駐車場に車が止まり、若衆が車の扉を開く。
「サンキュ」
車を降りると並んでいたそいつらは後に続いて来る。
その中の俺の側近、安田章大が後ろ隣に着く。
安田「ぼん。会長もお見えになられてます」
「………そうか。来るかと思ってたけどやっぱりな」
安田「今マルの奴が一緒に着いてます。お待ちになられるそうで」
「分かった。急ごう」
だだっ広い霊園を急ぎ足で奥へ奥へと進む。
1番奥の広いスペースに真新しい墓石が建っている。
その前で会長は俺を待っていた。
「お久し振りです会長」
会長「久し振りだな潤。元気にしとったか」
「………お陰様で」
会長「まさかお前が来るとはな。
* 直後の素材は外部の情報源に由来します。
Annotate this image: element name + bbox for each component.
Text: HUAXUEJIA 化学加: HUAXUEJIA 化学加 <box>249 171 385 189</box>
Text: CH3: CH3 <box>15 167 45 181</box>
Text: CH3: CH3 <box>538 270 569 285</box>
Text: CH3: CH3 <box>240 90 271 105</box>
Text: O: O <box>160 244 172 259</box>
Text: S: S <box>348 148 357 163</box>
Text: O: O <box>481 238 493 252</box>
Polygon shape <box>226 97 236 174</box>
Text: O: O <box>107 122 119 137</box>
智も驚いとるわ」
「でしょうね」
頭を下げて墓石の前に立ち、花を手向けた。
線香を添えた後、手を合わせる様を会長は静かに見ている。
顔を上げると…会長が俺の隣に立った。
会長「早いもんだの。あいつが死んで…1年か」
「はい」
墓石に刻み込まれた文字
『大野智 櫻井翔』
その名前を真っ直ぐに見つめた。
会長「………まさか恋人と心中するとはな…。しかも男と…」
「………」
会長「せめて一目見てみたかったのぅ。どんな奴か」
「………綺麗でしたよ」
会長「そうか」
「ええ」
暫く会話をした後、帰ろうとしたら「送っていけ」と会長が言うもんだから…送らざるを得なくなってしまった。
どうやって来たんだ…。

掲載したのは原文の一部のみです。